1. An obstacle detection method for a vehicle, characterized by, The method includes: Acquire the detection echo signal from the radar sensor; The correlation between adjacent echo signal trajectories is used to determine whether the adjacent echo signals originate from the same obstacle; The echo data corresponding to the echo signal from the same obstacle is used as the first detection data that can be used to determine the obstacle.

2. The method of claim 1, wherein, Determining whether adjacent echo signals originate from the same obstacle by analyzing the correlation between adjacent echo signal trajectories includes: Determine the difference between the estimated echo distance and the measured echo distance at the current moment; Compare the absolute value of the difference with a preset threshold; and When the absolute value is less than the preset threshold, it is determined that the echo signal at the current moment and the echo signal at the previous moment come from the same obstacle. The estimated distance of the echo at the current moment is determined based on the measured distance of the echo at the previous moment.

3. The method of claim 2, wherein, The method further includes: The echo signal is filtered according to its properties; The echo data corresponding to the filtered echo signal is used as the second detection data for determining the obstacle.

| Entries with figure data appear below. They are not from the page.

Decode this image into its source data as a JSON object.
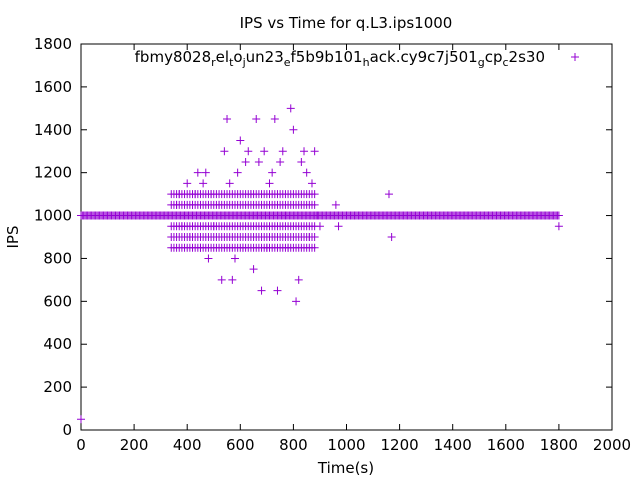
{
  "chart_data": {
    "type": "scatter",
    "title": "IPS vs Time for q.L3.ips1000",
    "xlabel": "Time(s)",
    "ylabel": "IPS",
    "xlim": [
      0,
      2000
    ],
    "ylim": [
      0,
      1800
    ],
    "xticks": [
      0,
      200,
      400,
      600,
      800,
      1000,
      1200,
      1400,
      1600,
      1800,
      2000
    ],
    "yticks": [
      0,
      200,
      400,
      600,
      800,
      1000,
      1200,
      1400,
      1600,
      1800
    ],
    "grid": false,
    "legend_position": "top-right",
    "colors": {
      "series": "#9400d3",
      "axis": "#000000"
    },
    "series": [
      {
        "name": "fbmy8028_rel_to_jun23_ef5b9b101_hack.cy9c7j501_gcp_c2s30",
        "marker": "plus",
        "baseline": {
          "y": 1000,
          "x_start": 0,
          "x_end": 1800
        },
        "points": [
          [
            0,
            50
          ],
          [
            360,
            1050
          ],
          [
            370,
            1100
          ],
          [
            380,
            950
          ],
          [
            390,
            1000
          ],
          [
            400,
            1150
          ],
          [
            410,
            900
          ],
          [
            420,
            1050
          ],
          [
            430,
            1100
          ],
          [
            440,
            1200
          ],
          [
            450,
            850
          ],
          [
            460,
            1150
          ],
          [
            470,
            1200
          ],
          [
            480,
            800
          ],
          [
            490,
            1100
          ],
          [
            500,
            950
          ],
          [
            520,
            1050
          ],
          [
            530,
            700
          ],
          [
            540,
            1300
          ],
          [
            550,
            1450
          ],
          [
            560,
            1150
          ],
          [
            570,
            700
          ],
          [
            580,
            800
          ],
          [
            590,
            1200
          ],
          [
            600,
            1350
          ],
          [
            610,
            850
          ],
          [
            620,
            1250
          ],
          [
            630,
            1300
          ],
          [
            640,
            1100
          ],
          [
            650,
            750
          ],
          [
            660,
            1450
          ],
          [
            670,
            1250
          ],
          [
            680,
            650
          ],
          [
            690,
            1300
          ],
          [
            700,
            850
          ],
          [
            710,
            1150
          ],
          [
            720,
            1200
          ],
          [
            730,
            1450
          ],
          [
            740,
            650
          ],
          [
            750,
            1250
          ],
          [
            760,
            1300
          ],
          [
            770,
            1000
          ],
          [
            780,
            850
          ],
          [
            790,
            1500
          ],
          [
            800,
            1400
          ],
          [
            810,
            600
          ],
          [
            820,
            700
          ],
          [
            830,
            1250
          ],
          [
            840,
            1300
          ],
          [
            850,
            1200
          ],
          [
            860,
            900
          ],
          [
            870,
            1150
          ],
          [
            880,
            1300
          ],
          [
            890,
            1000
          ],
          [
            900,
            950
          ],
          [
            960,
            1050
          ],
          [
            970,
            950
          ],
          [
            1160,
            1100
          ],
          [
            1170,
            900
          ],
          [
            1800,
            950
          ]
        ],
        "cluster_levels": [
          850,
          900,
          950,
          1050,
          1100
        ],
        "cluster_x_range": [
          340,
          880
        ]
      }
    ]
  }
}
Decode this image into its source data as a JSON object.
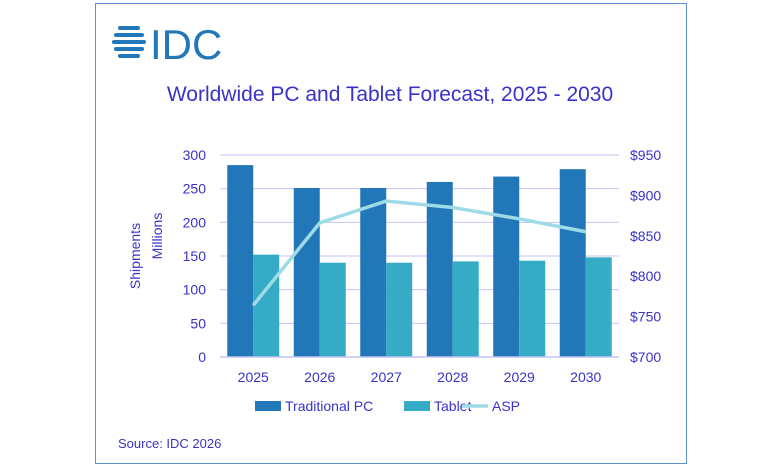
{
  "logo_text": "IDC",
  "source": "Source: IDC 2026",
  "colors": {
    "pc": "#2277b9",
    "tablet": "#35abc6",
    "asp": "#9fdbe6",
    "text": "#3a32c8",
    "grid": "#c4c3f5"
  },
  "chart_data": {
    "type": "bar",
    "title": "Worldwide PC and Tablet Forecast, 2025 - 2030",
    "ylabel": "Shipments Millions",
    "ylabel_lines": [
      "Shipments",
      "Millions"
    ],
    "categories": [
      "2025",
      "2026",
      "2027",
      "2028",
      "2029",
      "2030"
    ],
    "ylim": [
      0,
      300
    ],
    "yticks": [
      "0",
      "50",
      "100",
      "150",
      "200",
      "250",
      "300"
    ],
    "y2lim": [
      700,
      950
    ],
    "y2ticks": [
      "$700",
      "$750",
      "$800",
      "$850",
      "$900",
      "$950"
    ],
    "grid": true,
    "legend": "bottom",
    "series": [
      {
        "name": "Traditional PC",
        "type": "bar",
        "axis": "left",
        "values": [
          285,
          251,
          251,
          260,
          268,
          279
        ]
      },
      {
        "name": "Tablet",
        "type": "bar",
        "axis": "left",
        "values": [
          152,
          140,
          140,
          142,
          143,
          148
        ]
      },
      {
        "name": "ASP",
        "type": "line",
        "axis": "right",
        "values": [
          764,
          866,
          893,
          885,
          871,
          855
        ]
      }
    ]
  }
}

4. The method of claim 3, wherein, The attribute includes one or any combination of echo amplitude, significance, and high significance.

5. The method of claim 3, wherein, Acquiring the echo signal of the radar sensor detecting the obstacle means acquiring the echo signal that has been filtered out.

6. The method according to any one of claims 3 to 5, characterized in that, The method further includes: The obstacle is determined based on the first and second detection data.

7. The method of claim 1, wherein, Determining whether adjacent echo signals originate from the same obstacle by analyzing the correlation between their trajectories includes processing the echo signals using a Kalman filter.

8. A parking method characterized by, The parking method includes the method according to any one of claims 1 to 7.

9. An electronic device, comprising: The electronic device includes: Storage components are used to store program instructions; A processing unit configured to implement the method according to any one of claims 1 to 7 when executing the program instructions.

10. The electronic device of claim 9, wherein, The electronic device is used in the vehicle's parking system.

11. The electronic device of claim 10, wherein, The electronic device is a parking controller or a domain controller.

12. A computer program product, characterised in that, The program product includes program instructions that, when executed, implement the method according to any one of claims 1 to 7.